Mother.—"Don't be so bloody-minded. Hark! there is a scream!"
The captain looked out, applying an epithet to Mrs. Hargrave that only the exigency of the case could excuse. He said, "Here she comes, and I make no doubt the whole body of them after her. You'll find lots of bottles and kegs on the right hand side within the waterfall. Whatever you do think of water. Hang that woman she is coming straight away. I see those rascals close behind her, she'll be here in five minutes. Come, gang, oh gang yer ways, oh aye here she is, sailing like a mad woman."
Mother.—"Then you think we had better go at once to the rock."

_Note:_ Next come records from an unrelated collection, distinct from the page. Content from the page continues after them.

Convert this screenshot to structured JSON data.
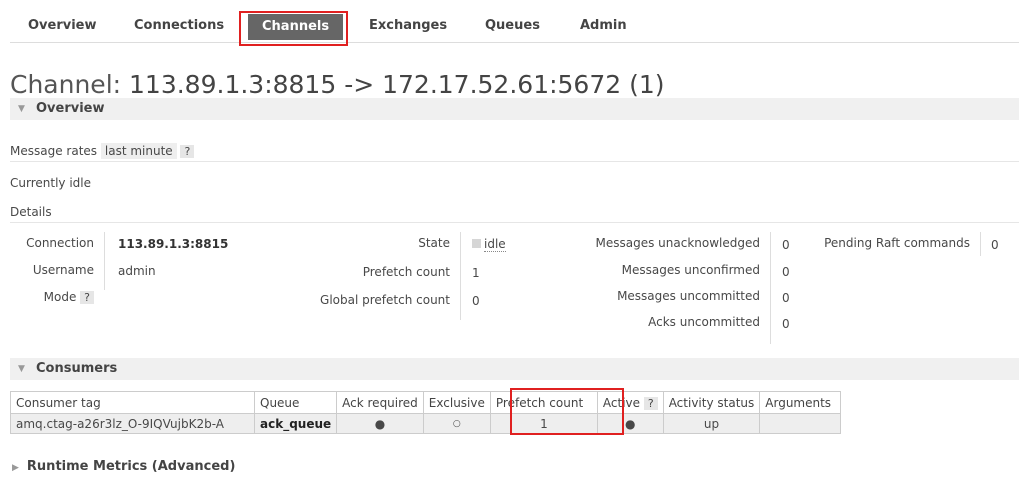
{
  "nav": {
    "tabs": [
      "Overview",
      "Connections",
      "Channels",
      "Exchanges",
      "Queues",
      "Admin"
    ],
    "active": "Channels"
  },
  "title": {
    "prefix": "Channel:",
    "value": "113.89.1.3:8815 -> 172.17.52.61:5672 (1)"
  },
  "overview": {
    "heading": "Overview",
    "message_rates_label": "Message rates",
    "message_rates_period": "last minute",
    "help": "?",
    "status": "Currently idle",
    "details_label": "Details",
    "connection_label": "Connection",
    "connection_value": "113.89.1.3:8815",
    "username_label": "Username",
    "username_value": "admin",
    "mode_label": "Mode",
    "state_label": "State",
    "state_value": "idle",
    "prefetch_label": "Prefetch count",
    "prefetch_value": "1",
    "global_prefetch_label": "Global prefetch count",
    "global_prefetch_value": "0",
    "msg_unacked_label": "Messages unacknowledged",
    "msg_unacked_value": "0",
    "msg_unconfirmed_label": "Messages unconfirmed",
    "msg_unconfirmed_value": "0",
    "msg_uncommitted_label": "Messages uncommitted",
    "msg_uncommitted_value": "0",
    "acks_uncommitted_label": "Acks uncommitted",
    "acks_uncommitted_value": "0",
    "pending_raft_label": "Pending Raft commands",
    "pending_raft_value": "0"
  },
  "consumers": {
    "heading": "Consumers",
    "columns": [
      "Consumer tag",
      "Queue",
      "Ack required",
      "Exclusive",
      "Prefetch count",
      "Active",
      "Activity status",
      "Arguments"
    ],
    "active_help": "?",
    "row": {
      "tag": "amq.ctag-a26r3lz_O-9IQVujbK2b-A",
      "queue": "ack_queue",
      "ack_required": "●",
      "exclusive": "○",
      "prefetch": "1",
      "active": "●",
      "activity_status": "up",
      "arguments": ""
    }
  },
  "runtime_metrics": {
    "label": "Runtime Metrics (Advanced)"
  }
}
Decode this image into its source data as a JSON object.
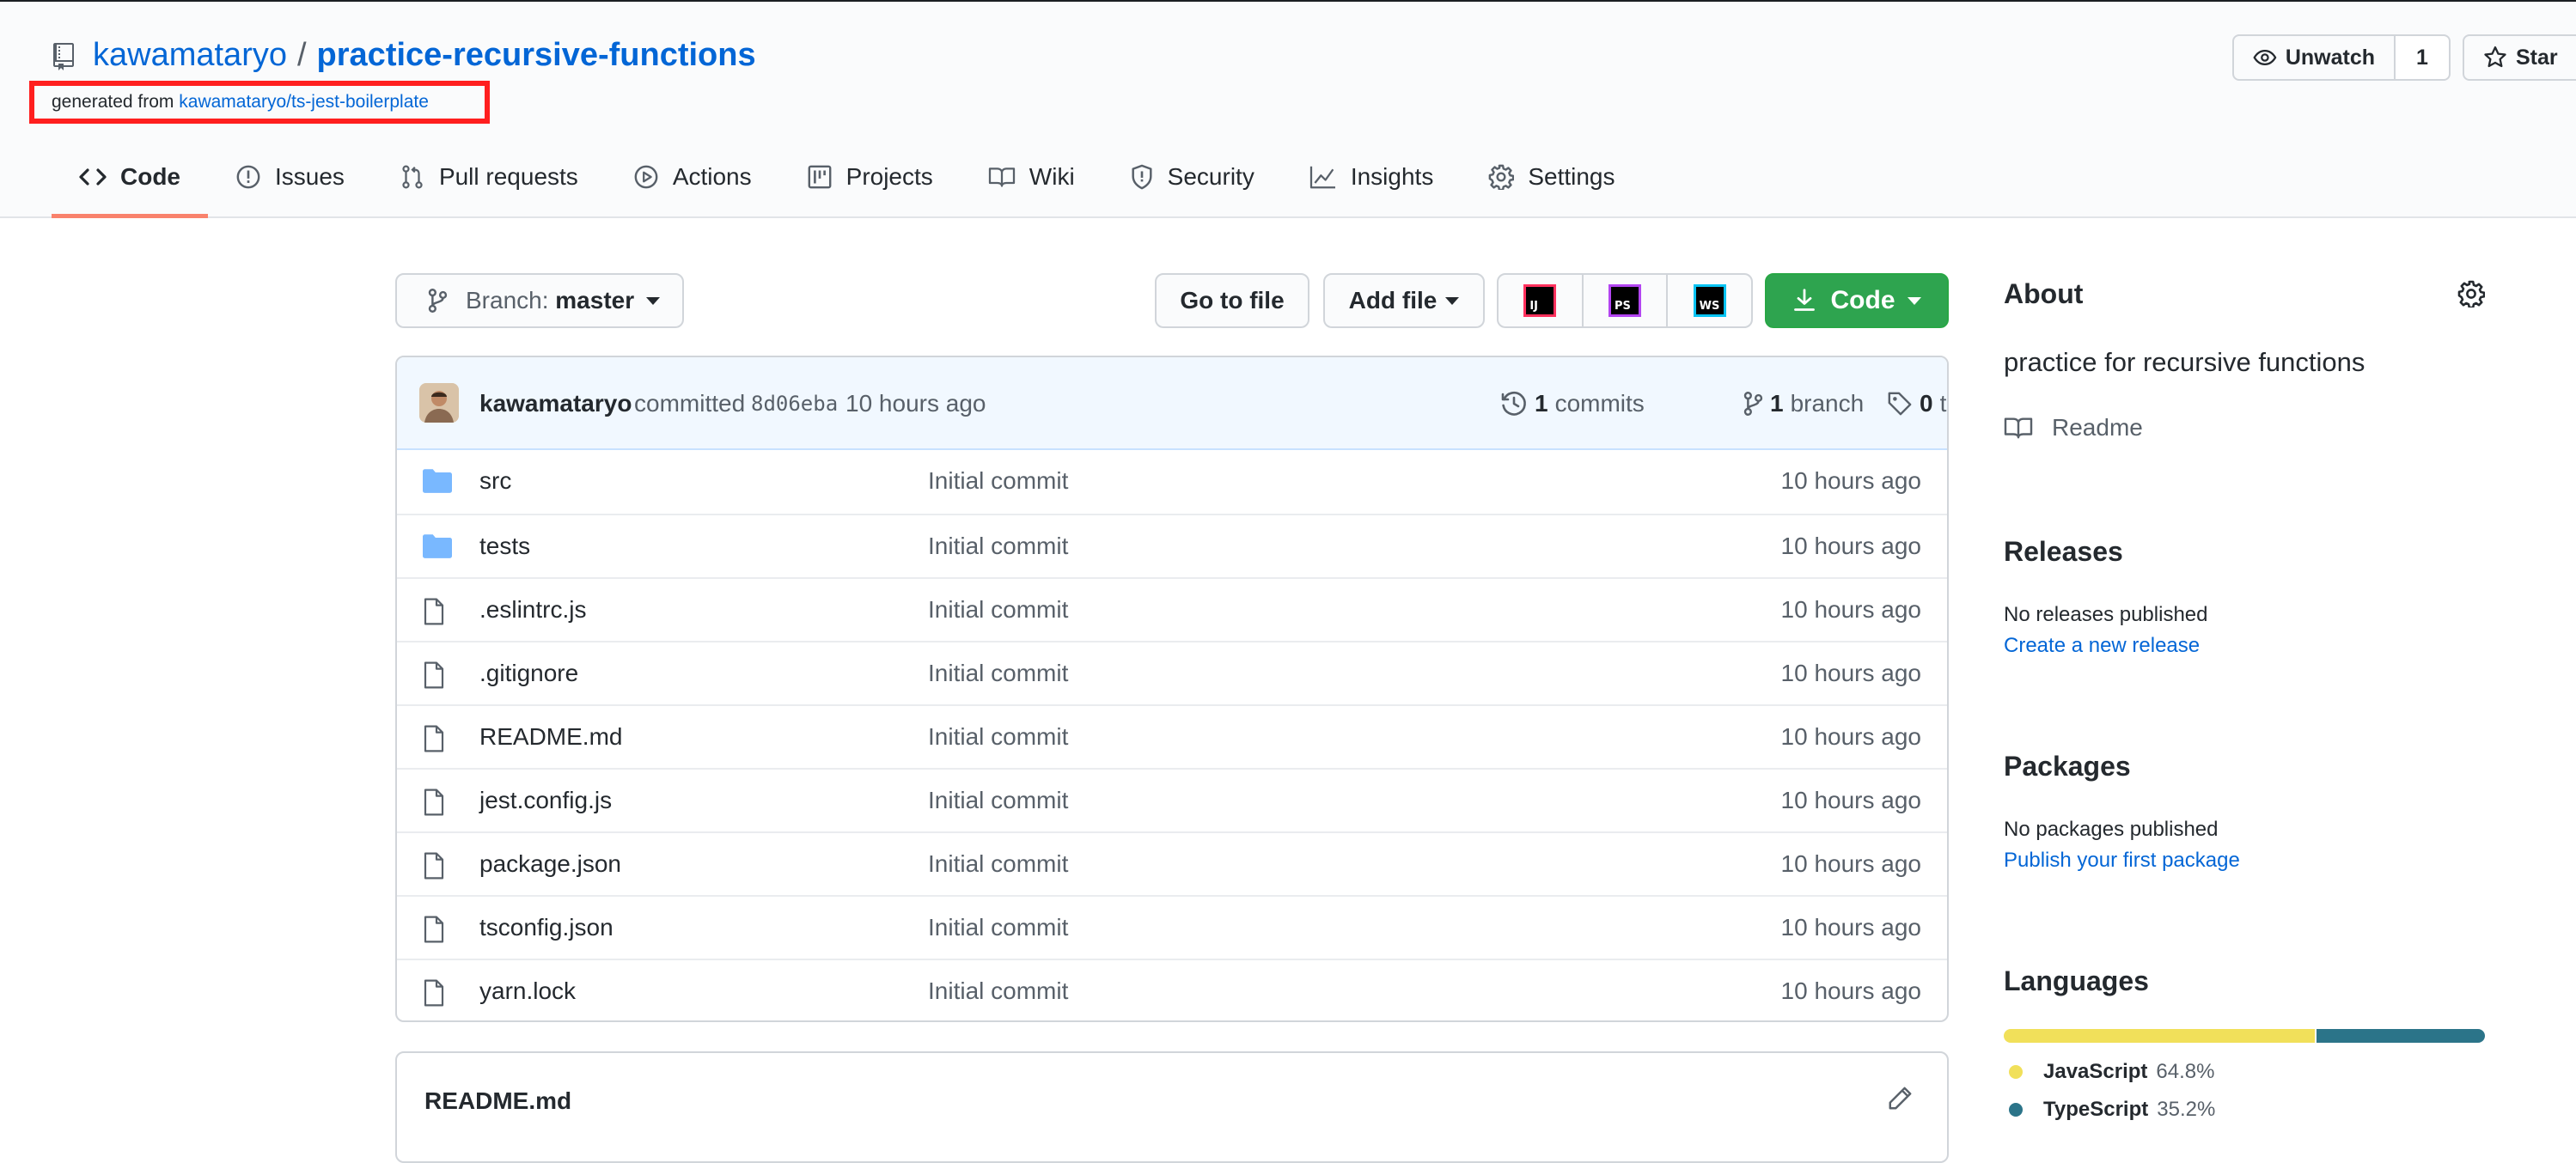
{
  "repo": {
    "owner": "kawamataryo",
    "separator": "/",
    "name": "practice-recursive-functions",
    "generated_prefix": "generated from",
    "generated_link": "kawamataryo/ts-jest-boilerplate"
  },
  "header_actions": {
    "unwatch_label": "Unwatch",
    "unwatch_count": "1",
    "star_label": "Star"
  },
  "tabs": [
    {
      "label": "Code",
      "icon": "code-icon"
    },
    {
      "label": "Issues",
      "icon": "issue-icon"
    },
    {
      "label": "Pull requests",
      "icon": "pull-request-icon"
    },
    {
      "label": "Actions",
      "icon": "play-icon"
    },
    {
      "label": "Projects",
      "icon": "project-icon"
    },
    {
      "label": "Wiki",
      "icon": "book-icon"
    },
    {
      "label": "Security",
      "icon": "shield-icon"
    },
    {
      "label": "Insights",
      "icon": "graph-icon"
    },
    {
      "label": "Settings",
      "icon": "gear-icon"
    }
  ],
  "toolbar": {
    "branch_prefix": "Branch:",
    "branch_name": "master",
    "go_to_file": "Go to file",
    "add_file": "Add file",
    "code": "Code",
    "ides": [
      "IJ",
      "PS",
      "WS"
    ]
  },
  "commit": {
    "author": "kawamataryo",
    "action": "committed",
    "sha": "8d06eba",
    "time": "10 hours ago",
    "commits_count": "1",
    "commits_label": "commits",
    "branch_count": "1",
    "branch_label": "branch",
    "tags_count": "0",
    "tags_label": "tags"
  },
  "files": [
    {
      "name": "src",
      "type": "dir",
      "message": "Initial commit",
      "time": "10 hours ago"
    },
    {
      "name": "tests",
      "type": "dir",
      "message": "Initial commit",
      "time": "10 hours ago"
    },
    {
      "name": ".eslintrc.js",
      "type": "file",
      "message": "Initial commit",
      "time": "10 hours ago"
    },
    {
      "name": ".gitignore",
      "type": "file",
      "message": "Initial commit",
      "time": "10 hours ago"
    },
    {
      "name": "README.md",
      "type": "file",
      "message": "Initial commit",
      "time": "10 hours ago"
    },
    {
      "name": "jest.config.js",
      "type": "file",
      "message": "Initial commit",
      "time": "10 hours ago"
    },
    {
      "name": "package.json",
      "type": "file",
      "message": "Initial commit",
      "time": "10 hours ago"
    },
    {
      "name": "tsconfig.json",
      "type": "file",
      "message": "Initial commit",
      "time": "10 hours ago"
    },
    {
      "name": "yarn.lock",
      "type": "file",
      "message": "Initial commit",
      "time": "10 hours ago"
    }
  ],
  "readme": {
    "title": "README.md"
  },
  "sidebar": {
    "about_title": "About",
    "description": "practice for recursive functions",
    "readme_label": "Readme",
    "releases_title": "Releases",
    "releases_none": "No releases published",
    "releases_link": "Create a new release",
    "packages_title": "Packages",
    "packages_none": "No packages published",
    "packages_link": "Publish your first package",
    "languages_title": "Languages",
    "languages": [
      {
        "name": "JavaScript",
        "percent": "64.8%",
        "value": 64.8,
        "color": "#f1e05a"
      },
      {
        "name": "TypeScript",
        "percent": "35.2%",
        "value": 35.2,
        "color": "#2b7489"
      }
    ]
  },
  "colors": {
    "link": "#0366d6",
    "accent_tab": "#f9826c",
    "code_button": "#2ea44f",
    "highlight_box": "#ff1f1f",
    "folder": "#79b8ff"
  }
}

Captain.—"Yes, yes, without a doubt. Ye'll get up without a soul seeing ye, and ye can kick in the brushwood weel. Now gang, gang yer ways, and when aince up, keep close as mice."
Schillie.—"I begin to think you have some nous in your head, June, thinking of that rock. It's so near the ship we may, perhaps, get off in the night."
Mother.—"Heaven grant it. How that woman screams."
Schillie.—"I should like to give her something to scream about, but you are loading yourself like a pack horse. Well done, Sybil; now, girls, scuttle about, take what's useful; whoever carries up anything not wanted will have to bring it back again in the teeth of the enemy."
Gatty.—"If you please, little Mother, may I stop behind for one minute, just to speak my mind to Hargrave."
Schillie.—"She won't be let in this hour, you ape. Now is our only time for getting up to the top of that rock; where we shall have a full view of the enemy all round."
Madame.—"Gracious heaven, preserve us all. What dangers have we not to endure from the frightful weakness of one woman."